Tuesday, May 19, 2020

Very early Tuesday

I will not be sharing caregiver details due to snitching and not really some people's business, anyway.  I feel like 1-2 readers just want to sit back, eat popcorn, and gawk.  

Sharing and being a spectacle, are two different things in my book.  

I slept OK last night but woke up at 4, I had a nightmare as well and really didn't want to go back to sleep.  So I got up.  

Ron was awake, we talked a little.  I had been speaking my normal voice and he suddenly started saying "What?  What?"  

He has hearing aids but refuses to wear them.  I elevated my volume a bit and he accused me of shouting at him, ran me off.  

OK.  

He asked for help with something later and I did.  Then he wanted help putting small single shot alcohol bottles from one bag into another.  I said that was something he could do and I didn't care to help.  

I went off and took some Pepto because I had a feeling it was going to be that kind of morning, and I am pretty queasy today to begin with.  Also some ginger root.  

I had already taken my pills.  

Ron needed my help again, I went back, helped him.  He was very rude about needing assistance.  Now, I understand on an intellectual level: Ron doesn't want to be dependent, and he can lash out at me because I'm there.  
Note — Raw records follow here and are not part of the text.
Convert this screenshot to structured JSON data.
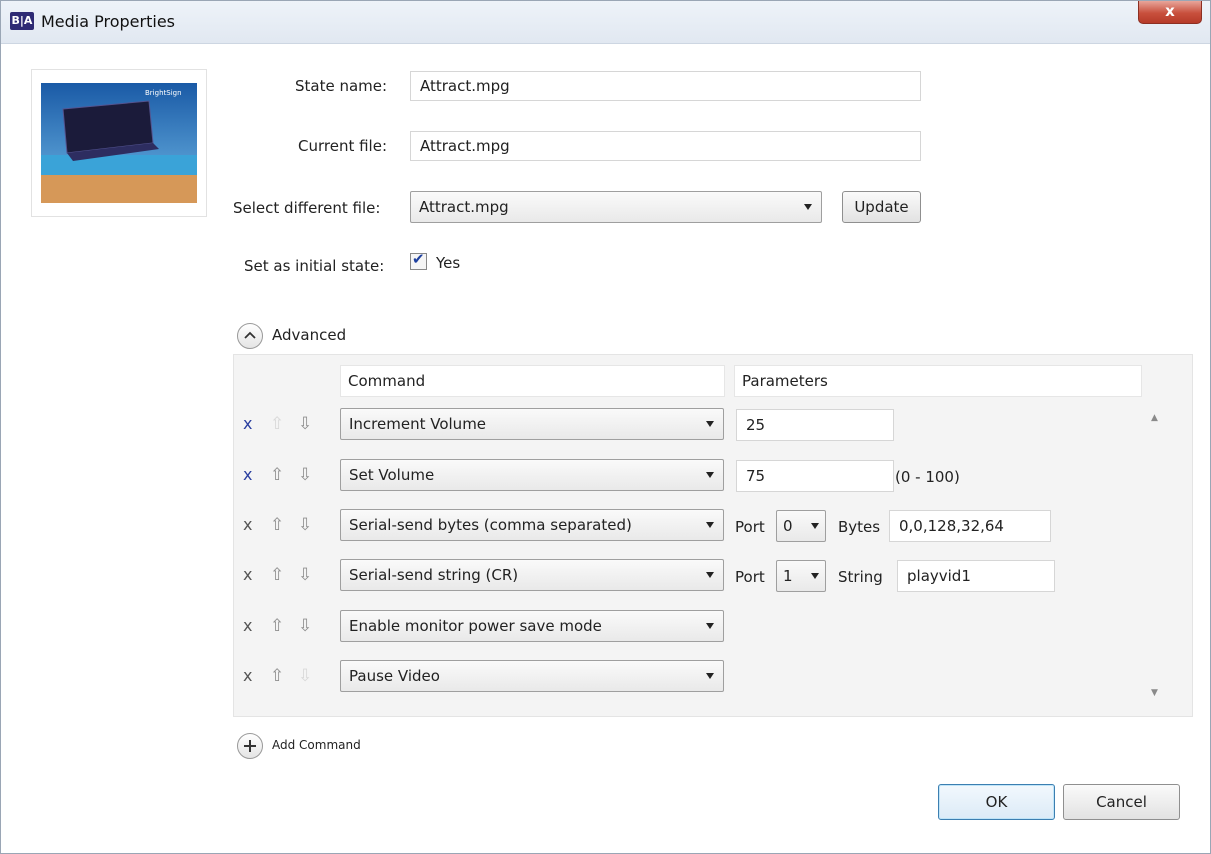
{
  "window": {
    "title": "Media Properties",
    "app_icon_text": "B|A",
    "close_label": "x"
  },
  "form": {
    "state_name_label": "State name:",
    "state_name_value": "Attract.mpg",
    "current_file_label": "Current file:",
    "current_file_value": "Attract.mpg",
    "select_file_label": "Select different file:",
    "select_file_value": "Attract.mpg",
    "update_label": "Update",
    "initial_state_label": "Set as initial state:",
    "initial_state_checked": true,
    "initial_state_option": "Yes"
  },
  "advanced": {
    "label": "Advanced",
    "header_command": "Command",
    "header_parameters": "Parameters",
    "rows": [
      {
        "remove": "x",
        "command": "Increment Volume",
        "param": "25"
      },
      {
        "remove": "x",
        "command": "Set Volume",
        "param": "75",
        "hint": "(0 - 100)"
      },
      {
        "remove": "x",
        "command": "Serial-send bytes (comma separated)",
        "port_label": "Port",
        "port": "0",
        "value_label": "Bytes",
        "value": "0,0,128,32,64"
      },
      {
        "remove": "x",
        "command": "Serial-send string (CR)",
        "port_label": "Port",
        "port": "1",
        "value_label": "String",
        "value": "playvid1"
      },
      {
        "remove": "x",
        "command": "Enable monitor power save mode"
      },
      {
        "remove": "x",
        "command": "Pause Video"
      }
    ]
  },
  "add_command_label": "Add Command",
  "ok_label": "OK",
  "cancel_label": "Cancel",
  "thumbnail": {
    "logo_text": "BrightSign",
    "sky_color": "#2c80c8",
    "sand_color": "#d69858",
    "sea_color": "#3aa3d8"
  }
}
But I reminded him "There is ONE person here helping you".  That is all I said.  It is true, it is not critical, it states a fact.  He went off on me.  

I just don't get the verbal abuse of the one person helping you.  I really don't.  

I don't expect "Oh, Heather you're so wonderful" every time I bring him a drink but not calling me names would be a nice step.  

Edit; he did apologize on his own and I forgave him.  He is murdering a plate of chicken nuggets with BBQ sauce and a Coke.  I feel like McDonald's.  

Mockingbirds, and cats, are some of the best parents I have ever seen.  They are very protective.  The mockingbird mama outside is scolding something that has gotten too close to the nest, has even flown down and come after me, on occasion.  Every cat mother I have ever seen has been a beautiful mother.  

Sometimes I think God sends them to show us how it is supposed to be.